Tuesday, 27 November 2012

The Case for a Safe XCall

I've written about this before, and its time to write again -
dtrace_xcall(). This is the function DTrace uses on multiprocessor
systems to sync the CPUs so that the CPUs can agree, e.g. on
which buffer to use when logging the traced probes.

dtrace_xcall() is the function in the driver to do this. On Linux,
this maps to smp_call_function() and friends. A CPU cross-call is
an interesting concept - an ability for one CPU to make a function
call on the other CPU. The use case is rarely needed, and if it
is done, whilst breaking the calling protocol, you can lock up one
or more CPUs or crash the system.

On Linux, the cross-call (or IPI, interprocessor-interrupt), can
be seen by examining /proc/interrupts and looking for a line

$ cat /proc/interrupts
CAL: 52770 36972 Function call interrupts

My system has had many hours of uptime, yet the calls are rare (the above
is showing the calls for each CPU).

When dtrace is called on to do a heavy action, like:

$ dtrace -n fbt::::

tens or hundreds of thousands of probes may be collected per second.
DTrace has two internal buffers to log these probes, and the buffers
will fill up quickly, and the calls to the IPI xcall code will happen
a lot.

I've been pondering how this actually works - both on Linux and Solaris.

Lets take a thought experiment:

Imagine a dual cpu system. One processor is sitting inside a lock region,
with interrupts disabled. The other CPU is trying to access the same lock/region.
Now this other CPU is blocked until the first cpu exits the lock.

Now, imagine this again. This time, the first CPU takes a very
long time to hold the lock. This would block the other CPU indefinitely.
Normally this is rare - the kernel arranges to never hold locks for
long periods of time.

Now, lets modify this scenario. One cpu is holding on to a lock, interrupts
disabled, and we do an IPI cross-call. The other CPU is holding on to a
different lock and has interrupts disabled.
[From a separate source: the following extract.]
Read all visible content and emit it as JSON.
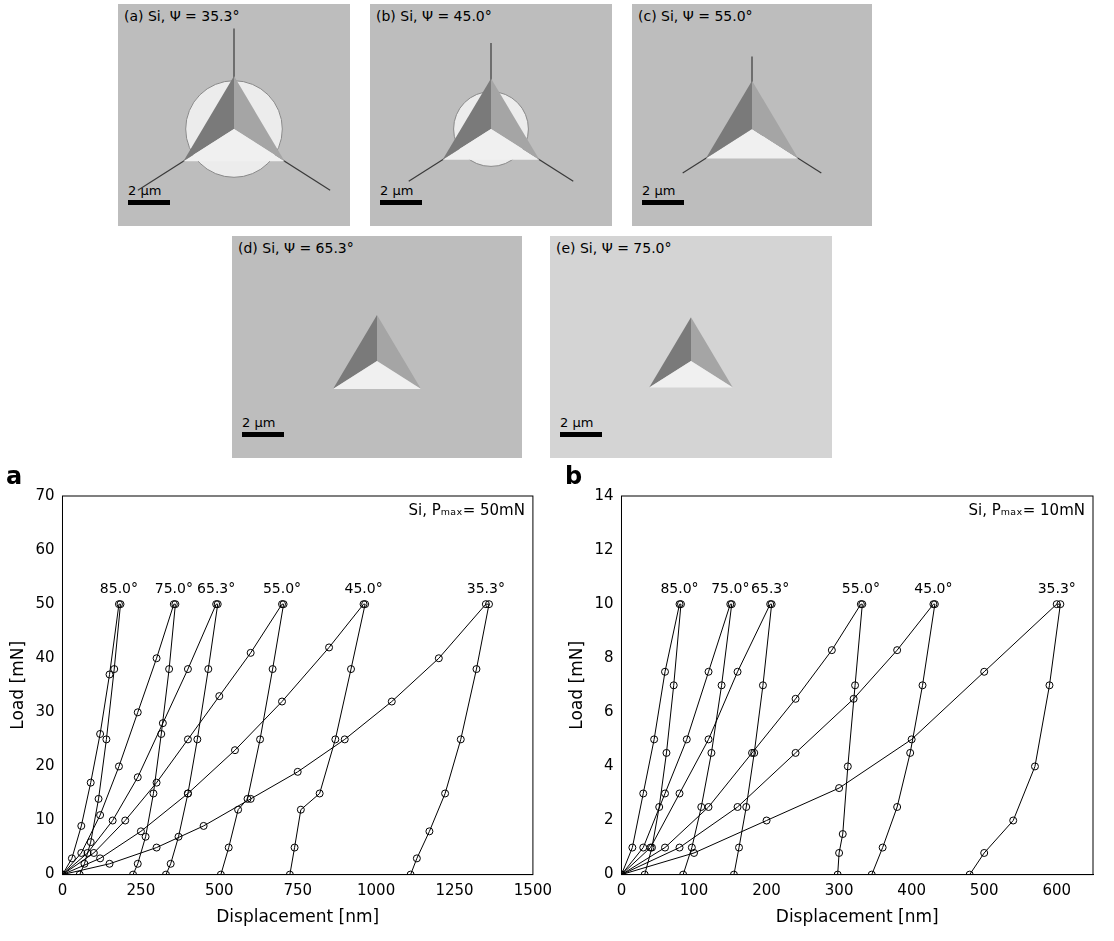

The first cpu cannot interrupt
the other CPU and so we deadlock. In normal scenarios, this mutual exclusion
cannot happen (other than bugs in the kernel or drivers).

IPI interrupts are just like normal interrupts - they can be ignored
when interrupts are disabled, and processed when interrupts are reenabled.

The kernel smp_call_function() call has a contract: it must not be
called with interrupts disabled. Doing so generates a kernel
log/BUG warning, and indicates the kernel could deadlock.

When we use DTrace, we can place a probe on any function in the kernel,
especially functions which run with interrupts disabled. This means
we break the contract.

(I note Oracle UEL Linux DTrace simply calls smp_call_function() and
suffers the bug, unless they have fixed it). In my DTrace, I take
steps to avoid calling the Linux smp_call_function() and implement my
own. It *seems* to work.

Whilst examining Xen, I had great difficulty finding a way
to avoid smp_call_function() so someone invoking fbt probes
with interrupts enabled can cause deadlocks or long live locks. (DTrace
will detect a mutual deadlock and break the lock, but this is horrible
and can panic the kernel in some extreme circumstances).

DTrace is supposed to be reliable and the above behavior is horrible.
Simple *HORRIBLE*.

I have a (new) workaround...see below.

But, why doesnt Solaris have this problem? Well, the Solaris xcall code
is intimate with the kernel interrupt code, and a CPU waiting in a xcall
runs with interrupts enabled. (The whole Solaris/BSD kernel uses interrupt
priorities to allow much of the kernel to run with interrupts enabled
and even when interrupts are disabled, deadlocks cannot occur).

I wish I understood the above paragraph more - but experiments,
user success stories demonstrate that Solaris has no deadlock issue.

Ok, so the solution for Linux.

If you followed the above carefully, you will note the problem
is caused if we try to do a cross-call whilst interrupts are disabled.
And interrupts are disabled either when probing a function in
interrupt handler code, or inside a locked region.

So, lets disable probes whilst interrupts are disabled. If we did
this, then the kernel should be safe for fbt::*: probes and never
deadlock. Most interesting scenarios are in the non-locked kernel regions.

But thats bizarre! How could we do this? That defeats one of the
deep probing aspects of DTrace.

Well to resolve this conflict of interest - we can have DTrace run
in 'safe' mode by default, and when the user wants to remove this safety
barrier, they can do so, by sending a message to the driver.

And this is what I am going to do for the next release.

Post created by CRiSP v11.0.13a-b6462

1 comment:

  1. Paul, Good to see you are looking at optimizing the xcalls on Linux again. It will be interesting to see the results of your latest experiment with this.